Might look similar to: ARM and NEON can work in parallel?, but its not, I have some other issue ( may be problem with my understanding):
In the protocol stack, while we compute checksum, that is done on the GPP, I’m handing over that task now to NEON as part of a function:
Here is the checksum function that I have written as a part of NEON, posted in Stack Overflow: Checksum code implementation for Neon in Intrinsics
Now, suppose from linux this function is called,
ip_csum(){
…
…
csum = do_csum(); //function call from arm
…
…
}
do_csum(){
…
…
//NEON optimised code
…
…
returns the final checksum to ip_csum/linux/ARM
}
in this case.. what happens to ARM when NEON is doing the calculations? does ARM sit idle? or it moves on with other operations?

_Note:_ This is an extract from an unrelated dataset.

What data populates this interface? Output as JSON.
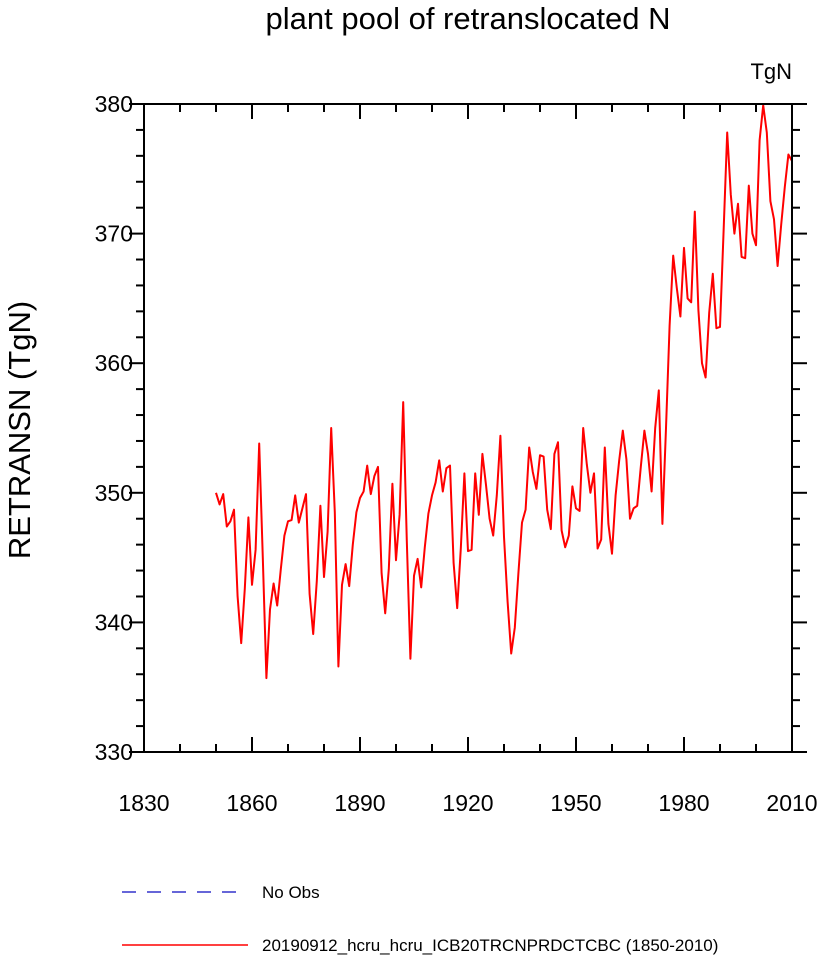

as you can see do_csum is called and we are waiting on that result ( or that is what it looks like)..
NOTE:
- Speaking in terms of cortex-a8
- do_csum as you can see from the link is coded with intrinsics
- compilation using gnu tool-chain
- Will be good if you also take Multi-threading or any other concept involved or comes into picture when these inter operations happen.
Questions:
- Does ARM sit idle while NEON is doing its operations? ( in this particular case)
- Or does it shelve this current ip_csum related code, and take up another process/thread till NEON is done? ( I'm almost dumb as to what happens here)
- if its sitting idle, how can we make ARM work on something else till NEON is done?